Turkey’s installed PV capacity has passed 5 GW, with the lion’s share made up of ‘unlicensed’ PV projects – systems up to 1 MW in size or clusters of such systems that amount to larger solar farms.
The licensed market consists of just 600 MW of projects tendered in 2014 and 2015 but with most permits for unlicensed projects expiring and no new applications being accepted, investors are taking a closer look at the prospects of larger schemes.
Of the 600 MW of licensed capacity, only 80 MW has been installed, with around 51 MW added last year, reflecting the increasing interest of investors.
pv magazine has compiled the following list of Turkey’s installed, licensed PV projects:
Akfen Renewable Energies
The dominance of Akfen Renewable Energies – the renewables arm of Akfen Holding – is obvious and the Turkish developer made headlines last year when it secured a $363 million loan to build 327 MW of new solar and wind power capacity in Turkey.

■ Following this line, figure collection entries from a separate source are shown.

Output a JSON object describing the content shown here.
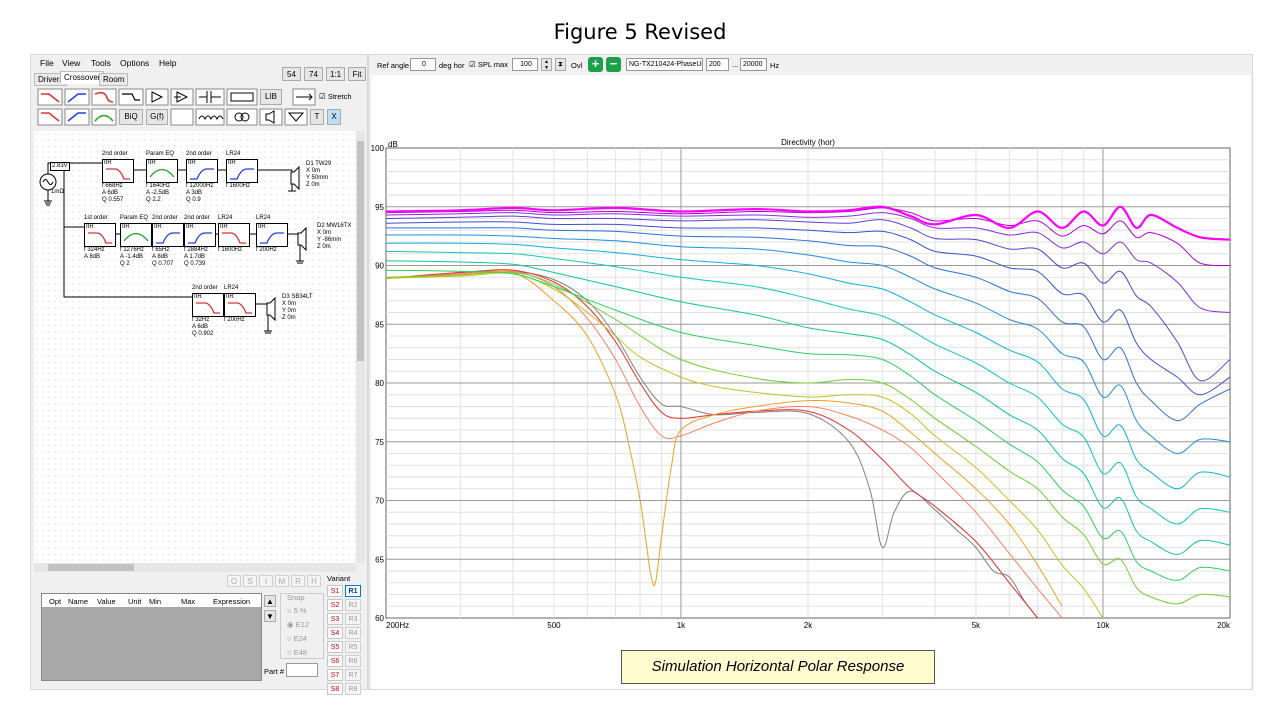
{
  "figure_title": "Figure 5 Revised",
  "caption": "Simulation Horizontal Polar Response",
  "menu": [
    "File",
    "View",
    "Tools",
    "Options",
    "Help"
  ],
  "tabs": [
    "Drivers",
    "Crossover",
    "Room"
  ],
  "view_buttons": [
    "54",
    "74",
    "1:1",
    "Fit"
  ],
  "palette": {
    "lib": "LIB",
    "stretch": "Stretch",
    "biq": "BiQ",
    "gf": "G(f)",
    "t": "T",
    "x": "X"
  },
  "schematic": {
    "source_level": "2.83V",
    "source_res": "1mΩ",
    "row1": [
      {
        "head": "2nd order",
        "tag": "IIR",
        "params": [
          "f  668Hz",
          "A  6dB",
          "Q 0.557"
        ],
        "kind": "hp"
      },
      {
        "head": "Param EQ",
        "tag": "IIR",
        "params": [
          "f  1640Hz",
          "A  -2.5dB",
          "Q 2.2"
        ],
        "kind": "peq"
      },
      {
        "head": "2nd order",
        "tag": "IIR",
        "params": [
          "f  12000Hz",
          "A  3dB",
          "Q 0.9"
        ],
        "kind": "ls"
      },
      {
        "head": "LR24",
        "tag": "IIR",
        "params": [
          "f  1600Hz"
        ],
        "kind": "ls"
      }
    ],
    "row2": [
      {
        "head": "1st order",
        "tag": "IIR",
        "params": [
          "f  324Hz",
          "A  8dB"
        ],
        "kind": "hp"
      },
      {
        "head": "Param EQ",
        "tag": "IIR",
        "params": [
          "f  1276Hz",
          "A  -1.4dB",
          "Q 2"
        ],
        "kind": "peq"
      },
      {
        "head": "2nd order",
        "tag": "IIR",
        "params": [
          "f  65Hz",
          "A  8dB",
          "Q 0.707"
        ],
        "kind": "ls"
      },
      {
        "head": "2nd order",
        "tag": "IIR",
        "params": [
          "f  2884Hz",
          "A  1.7dB",
          "Q 0.739"
        ],
        "kind": "ls"
      },
      {
        "head": "LR24",
        "tag": "IIR",
        "params": [
          "f  1600Hz"
        ],
        "kind": "hp"
      },
      {
        "head": "LR24",
        "tag": "IIR",
        "params": [
          "f  200Hz"
        ],
        "kind": "ls"
      }
    ],
    "row3": [
      {
        "head": "2nd order",
        "tag": "IIR",
        "params": [
          "f  32Hz",
          "A  6dB",
          "Q 0.902"
        ],
        "kind": "hp"
      },
      {
        "head": "LR24",
        "tag": "IIR",
        "params": [
          "f  200Hz"
        ],
        "kind": "hp"
      }
    ],
    "drivers": [
      {
        "name": "D1 TW29",
        "pos": [
          "X 0m",
          "Y 50mm",
          "Z 0m"
        ]
      },
      {
        "name": "D2 MW16TX",
        "pos": [
          "X 0m",
          "Y -86mm",
          "Z 0m"
        ]
      },
      {
        "name": "D3 SB34LT",
        "pos": [
          "X 0m",
          "Y 0m",
          "Z 0m"
        ]
      }
    ]
  },
  "small_buttons": [
    "O",
    "S",
    "I",
    "M",
    "R",
    "H"
  ],
  "table_headers": [
    "Opt",
    "Name",
    "Value",
    "Unit",
    "Min",
    "Max",
    "Expression"
  ],
  "snap": {
    "label": "Snap",
    "options": [
      "5 %",
      "E12",
      "E24",
      "E48"
    ],
    "selected": "E12"
  },
  "part_label": "Part #",
  "variant": {
    "label": "Variant",
    "s": [
      "S1",
      "S2",
      "S3",
      "S4",
      "S5",
      "S6",
      "S7",
      "S8"
    ],
    "r": [
      "R1",
      "R2",
      "R3",
      "R4",
      "R5",
      "R6",
      "R7",
      "R8"
    ],
    "active_r": "R1"
  },
  "toolbar": {
    "ref_angle_label": "Ref angle",
    "ref_angle_value": "0",
    "deg_label": "deg hor",
    "spl_label": "SPL max",
    "spl_value": "100",
    "ovl_label": "Ovl",
    "file": "NG-TX210424-PhaseUr",
    "fmin": "200",
    "fsep": "...",
    "fmax": "20000",
    "hz": "Hz"
  },
  "colors": {
    "background": "#f0f0f0",
    "plot_bg": "#ffffff",
    "caption_bg": "#fffdd0",
    "accent": "#0078d7"
  },
  "chart_data": {
    "type": "line",
    "title": "Directivity (hor)",
    "ylabel": "dB",
    "xscale": "log",
    "xlim": [
      200,
      20000
    ],
    "ylim": [
      60,
      100
    ],
    "xticks": [
      "200Hz",
      "500",
      "1k",
      "2k",
      "5k",
      "10k",
      "20k"
    ],
    "yticks": [
      "100",
      "95",
      "90",
      "85",
      "80",
      "75",
      "70",
      "65",
      "60"
    ],
    "grid": true,
    "series": [
      {
        "color": "#ff00ff",
        "width": 2.2,
        "x": [
          200,
          300,
          400,
          500,
          700,
          1000,
          1500,
          2000,
          2500,
          3000,
          3500,
          4000,
          5000,
          6000,
          7000,
          8000,
          9000,
          10000,
          11000,
          12000,
          13000,
          15000,
          17000,
          20000
        ],
        "y": [
          94.6,
          94.7,
          94.9,
          94.7,
          94.9,
          94.6,
          94.8,
          94.6,
          94.7,
          95.0,
          94.2,
          93.5,
          94.3,
          93.2,
          94.6,
          93.2,
          94.6,
          93.4,
          95.0,
          93.2,
          94.3,
          93.2,
          92.4,
          92.2
        ]
      },
      {
        "color": "#b400dc",
        "width": 1,
        "x": [
          200,
          300,
          400,
          500,
          700,
          1000,
          1500,
          2000,
          2500,
          3000,
          3500,
          4000,
          5000,
          6000,
          7000,
          8000,
          9000,
          10000,
          11000,
          12000,
          13000,
          15000,
          17000,
          20000
        ],
        "y": [
          94.5,
          94.6,
          94.7,
          94.5,
          94.6,
          94.4,
          94.6,
          94.5,
          94.6,
          94.9,
          94.5,
          93.8,
          94.0,
          93.4,
          93.8,
          92.5,
          93.4,
          92.7,
          93.8,
          92.4,
          92.8,
          91.9,
          90.2,
          90.0
        ]
      },
      {
        "color": "#8a2be2",
        "width": 1,
        "x": [
          200,
          300,
          400,
          500,
          700,
          1000,
          1500,
          2000,
          2500,
          3000,
          3500,
          4000,
          5000,
          6000,
          7000,
          8000,
          9000,
          10000,
          11000,
          12000,
          13000,
          15000,
          17000,
          20000
        ],
        "y": [
          94.3,
          94.4,
          94.5,
          94.3,
          94.4,
          94.2,
          94.3,
          94.1,
          94.2,
          94.5,
          94.0,
          93.2,
          93.2,
          92.6,
          92.8,
          91.5,
          92.0,
          91.0,
          92.0,
          90.5,
          90.2,
          88.6,
          86.4,
          86.0
        ]
      },
      {
        "color": "#5a3fd8",
        "width": 1,
        "x": [
          200,
          300,
          400,
          500,
          700,
          1000,
          1500,
          2000,
          2500,
          3000,
          3500,
          4000,
          5000,
          6000,
          7000,
          8000,
          9000,
          10000,
          11000,
          12000,
          13000,
          15000,
          17000,
          20000
        ],
        "y": [
          94.0,
          94.1,
          94.2,
          94.0,
          94.0,
          93.8,
          93.9,
          93.7,
          93.6,
          93.9,
          93.2,
          92.3,
          92.2,
          91.4,
          91.4,
          89.8,
          90.2,
          88.5,
          89.5,
          87.4,
          86.5,
          83.5,
          80.2,
          82.0
        ]
      },
      {
        "color": "#3a50d0",
        "width": 1,
        "x": [
          200,
          300,
          400,
          500,
          700,
          1000,
          1500,
          2000,
          2500,
          3000,
          3500,
          4000,
          5000,
          6000,
          7000,
          8000,
          9000,
          10000,
          11000,
          12000,
          13000,
          15000,
          17000,
          20000
        ],
        "y": [
          93.6,
          93.7,
          93.7,
          93.5,
          93.5,
          93.2,
          93.2,
          93.0,
          92.8,
          92.9,
          92.2,
          91.2,
          90.8,
          89.8,
          89.5,
          87.6,
          87.5,
          85.2,
          86.2,
          83.4,
          82.0,
          80.5,
          79.0,
          80.5
        ]
      },
      {
        "color": "#2f6fd6",
        "width": 1,
        "x": [
          200,
          300,
          400,
          500,
          700,
          1000,
          1500,
          2000,
          2500,
          3000,
          3500,
          4000,
          5000,
          6000,
          7000,
          8000,
          9000,
          10000,
          11000,
          12000,
          13000,
          15000,
          17000,
          20000
        ],
        "y": [
          93.2,
          93.2,
          93.2,
          93.0,
          92.9,
          92.5,
          92.4,
          92.1,
          91.7,
          91.6,
          90.8,
          89.8,
          89.0,
          87.8,
          87.2,
          85.2,
          84.8,
          82.0,
          83.0,
          80.0,
          78.5,
          76.8,
          78.2,
          79.5
        ]
      },
      {
        "color": "#1f8fe0",
        "width": 1,
        "x": [
          200,
          300,
          400,
          500,
          700,
          1000,
          1500,
          2000,
          2500,
          3000,
          3500,
          4000,
          5000,
          6000,
          7000,
          8000,
          9000,
          10000,
          11000,
          12000,
          13000,
          15000,
          17000,
          20000
        ],
        "y": [
          92.6,
          92.6,
          92.5,
          92.3,
          92.1,
          91.6,
          91.4,
          90.9,
          90.3,
          90.0,
          89.0,
          88.0,
          86.8,
          85.4,
          84.6,
          82.5,
          81.8,
          78.8,
          79.8,
          76.8,
          75.5,
          74.0,
          75.2,
          75.0
        ]
      },
      {
        "color": "#10b0e0",
        "width": 1,
        "x": [
          200,
          300,
          400,
          500,
          700,
          1000,
          1500,
          2000,
          2500,
          3000,
          3500,
          4000,
          5000,
          6000,
          7000,
          8000,
          9000,
          10000,
          11000,
          12000,
          13000,
          15000,
          17000,
          20000
        ],
        "y": [
          91.9,
          91.9,
          91.8,
          91.5,
          91.1,
          90.5,
          90.0,
          89.3,
          88.5,
          88.0,
          86.9,
          85.8,
          84.3,
          82.8,
          81.8,
          79.5,
          78.6,
          75.5,
          76.4,
          73.5,
          72.4,
          71.0,
          72.4,
          72.0
        ]
      },
      {
        "color": "#10c8c0",
        "width": 1,
        "x": [
          200,
          300,
          400,
          500,
          700,
          1000,
          1500,
          2000,
          2500,
          3000,
          3500,
          4000,
          5000,
          6000,
          7000,
          8000,
          9000,
          10000,
          11000,
          12000,
          13000,
          15000,
          17000,
          20000
        ],
        "y": [
          91.2,
          91.1,
          91.0,
          90.6,
          89.9,
          89.0,
          88.2,
          87.2,
          86.3,
          85.7,
          84.5,
          83.3,
          81.7,
          80.0,
          78.8,
          76.5,
          75.4,
          72.3,
          73.2,
          70.3,
          69.3,
          68.0,
          69.3,
          69.0
        ]
      },
      {
        "color": "#10c890",
        "width": 1,
        "x": [
          200,
          300,
          400,
          500,
          700,
          1000,
          1500,
          2000,
          2500,
          3000,
          3500,
          4000,
          5000,
          6000,
          7000,
          8000,
          9000,
          10000,
          11000,
          12000,
          13000,
          15000,
          17000,
          20000
        ],
        "y": [
          90.4,
          90.3,
          90.1,
          89.4,
          88.2,
          86.9,
          85.8,
          84.7,
          84.2,
          83.7,
          82.4,
          81.0,
          79.2,
          77.3,
          76.0,
          73.6,
          72.3,
          69.4,
          70.2,
          67.4,
          66.5,
          65.4,
          66.6,
          66.2
        ]
      },
      {
        "color": "#2ed060",
        "width": 1,
        "x": [
          200,
          300,
          400,
          500,
          700,
          1000,
          1500,
          2000,
          2500,
          3000,
          3500,
          4000,
          5000,
          6000,
          7000,
          8000,
          9000,
          10000,
          11000,
          12000,
          13000,
          15000,
          17000,
          20000
        ],
        "y": [
          89.6,
          89.5,
          89.3,
          88.2,
          86.2,
          84.3,
          83.2,
          82.5,
          82.4,
          82.0,
          80.6,
          79.0,
          76.8,
          74.8,
          73.3,
          70.9,
          69.5,
          66.8,
          67.4,
          64.8,
          64.0,
          63.2,
          64.3,
          64.0
        ]
      },
      {
        "color": "#70d030",
        "width": 1,
        "x": [
          200,
          300,
          400,
          500,
          700,
          1000,
          1500,
          2000,
          2500,
          3000,
          3500,
          4000,
          5000,
          6000,
          7000,
          8000,
          9000,
          10000,
          11000,
          12000,
          13000,
          15000,
          17000,
          20000
        ],
        "y": [
          89.0,
          89.2,
          89.4,
          88.4,
          85.4,
          82.0,
          80.4,
          80.0,
          80.3,
          80.0,
          78.6,
          77.0,
          74.6,
          72.5,
          71.0,
          68.6,
          67.1,
          64.6,
          65.0,
          62.6,
          61.8,
          61.2,
          62.0,
          61.8
        ]
      },
      {
        "color": "#c8c020",
        "width": 1,
        "x": [
          200,
          300,
          400,
          500,
          600,
          700,
          800,
          1000,
          1200,
          1500,
          2000,
          2500,
          3000,
          3500,
          4000,
          5000,
          6000,
          7000,
          8000,
          9000,
          10000
        ],
        "y": [
          88.9,
          89.1,
          89.3,
          88.0,
          86.0,
          84.0,
          82.2,
          80.5,
          79.7,
          79.2,
          78.8,
          79.0,
          78.8,
          77.4,
          75.5,
          72.8,
          70.0,
          67.5,
          64.5,
          62.5,
          60.0
        ]
      },
      {
        "color": "#f0a020",
        "width": 1,
        "x": [
          200,
          300,
          400,
          500,
          600,
          700,
          750,
          800,
          830,
          850,
          870,
          900,
          950,
          1000,
          1200,
          1500,
          2000,
          2500,
          3000,
          3500,
          4000,
          5000,
          6000,
          7000,
          8000
        ],
        "y": [
          88.9,
          89.2,
          89.4,
          87.0,
          84.0,
          79.0,
          75.0,
          70.0,
          66.0,
          63.5,
          63.0,
          67.0,
          73.0,
          76.0,
          77.3,
          78.0,
          78.5,
          78.3,
          77.6,
          75.8,
          74.0,
          71.0,
          68.0,
          64.5,
          61.0
        ]
      },
      {
        "color": "#ff8060",
        "width": 1,
        "x": [
          200,
          300,
          400,
          500,
          600,
          700,
          800,
          900,
          1000,
          1200,
          1500,
          2000,
          2500,
          3000,
          3500,
          4000,
          5000,
          6000,
          7000,
          8000
        ],
        "y": [
          88.9,
          89.3,
          89.5,
          88.2,
          85.5,
          82.0,
          78.0,
          75.5,
          75.5,
          76.6,
          77.6,
          78.0,
          77.2,
          76.0,
          74.5,
          72.5,
          69.0,
          65.5,
          62.5,
          60.0
        ]
      },
      {
        "color": "#e83030",
        "width": 1,
        "x": [
          200,
          300,
          400,
          500,
          600,
          700,
          800,
          900,
          1000,
          1200,
          1500,
          2000,
          2500,
          3000,
          3500,
          4000,
          5000,
          6000,
          7000
        ],
        "y": [
          88.9,
          89.4,
          89.6,
          88.6,
          86.5,
          83.5,
          80.0,
          77.5,
          77.0,
          77.3,
          77.6,
          77.6,
          76.0,
          73.5,
          71.0,
          69.5,
          66.5,
          63.0,
          60.0
        ]
      },
      {
        "color": "#808080",
        "width": 1,
        "x": [
          200,
          300,
          400,
          500,
          600,
          700,
          800,
          900,
          1000,
          1200,
          1500,
          2000,
          2500,
          2800,
          3000,
          3200,
          3500,
          4000,
          4500,
          5000,
          5500,
          6000,
          6500,
          7000
        ],
        "y": [
          88.9,
          89.4,
          89.5,
          88.8,
          87.0,
          84.0,
          80.5,
          78.2,
          78.0,
          77.3,
          77.5,
          77.4,
          75.0,
          71.0,
          66.0,
          69.0,
          70.8,
          69.2,
          67.5,
          66.0,
          64.0,
          63.5,
          61.5,
          60.0
        ]
      }
    ]
  }
}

A spokesperson for the firm told pv magazine the loan will partly finance seven licensed PV farms and two unlicensed projects. Of those facilities, five parks have already been installed and are included in pv magazine’s list. The loan will also support another two licensed projects – the Omicron Ercis project in Van and the Iota SPP scheme in Malatya, each with a 9.95 MW capacity – as well as 15.44 MW of unlicensed capacity: 5 MW in Tokat and 10.44 MW in Amasya.
The Akfen Renewables spokesperson added, the firm holds licenses for 78 MW of the licensed capacity awarded in the tenders of 2014 and 2015. Akfen said $210 million of the $363 million loan had come from Germany’s state-owned KfW development bank for wind power projects, with $51.5 million each from the European Bank for Reconstruction and Development (EBRD) and Turkey’s İşbankası for PV and the EBRD providing a further $50 million for wind power.
Racing against time
Although there is renewed interest in larger projects, investors in Turkish solar are racing against the clock and an unfolding economic crisis.
Licensed PV plants must be developed this year, although investors may be able to extend that deadline due to changing terrain, according to Andreas Schuenhoff, director of Asunim Group, an EPC firm active in Turkey. Umut Gurbuz, of Asunim Turkey, told pv magazine around 100 MW of projects have applied for terrain changes, with some approved by regulator the EMRA.
Red tape, however, remains a substantial hurdle for PV investors. Yusuf Bahadir Turhan, founder of YBT Energy – which has a 20 MW installed portfolio in the country – said: “Acquiring the necessary permits from countless local and central governmental authorities is rather too difficult. It takes too much time, and people working for government [and] responsible [for] the necessary permits have little knowledge about what to do. Since they do not know much, they are not very eager to do anything, to sign anything.”
…and an economic crisis
Asunim’s Gurbuz appeared hopeful about financing licensed solar projects, and told pv magazine “the capital requirements [for the projects] are clarified in the electricity market law. You need to increase the capital to a certain level of the system value and this is it. The capital of the project remains fixed and the money generated is paid to the banks as credit payments.”
Developer Turhan was more skeptical, and said YBT Energy “definitely has plans to develop more licensed PV plants in Turkey. Not now, but when [the] investment atmosphere becomes better and the government decides to open more capacity for bidding.”
Turhan argued there are two main financial problems when developing the 600 MW of tendered, licensed PV capacity. The first concerns a one-off contribution fee per installed megawatt that arose from the tender process. Turhan argued the fee is often prohibitively high. YBT Energy is paying TRY1,888,008 ($325,000) per MW for its 9 MW Sivas Project. “There are projects which were tendered for [a contribution fee of] TRY2,960,000 per megawatt,” he said.
The second problem concerns a regulatory decision six months after the last tender for licensed projects, which set the requirements for bank guarantees with regards to the contribution fee. Before that, said Turhan, the regulation concerning bank guarantees was vague and investors assumed they needed to provide guarantees for 10-20% of the contribution fee tendered for each project. The regulator instead asked for the entire amount to be underwritten.
As a result, said Turhan, “most investors who applied and won the bid had to resign, since they did not take into account that they needed to have such a line of credit in the banks … They thought: ‘we can build the plant first, then the PV plant can pay this contribution fee with the funds it self-generates’. However, you need to find both the necessary capital to build the plant and the necessary line of credit in the banks to secure the bank letter at [the] very beginning of the process.” EMRA’s regulation means investors need to find 30-40% more capital than that needed to build the plant, said Turhan.
Add in the fact Turkey’s trade deficit has deteriorated, inflation has escalated and the currency has fallen sharply, and it is not hard to understand why developing licensed PV in the country is not straightforward.
Headaches for domestic investors, however, could provide a golden opportunity for foreign investors to take advantage of cheap equipment to develop Turkish projects. But they will have to be fast.
This article was published a second time on 16/04/19 after a problem with the graphic a day earlier.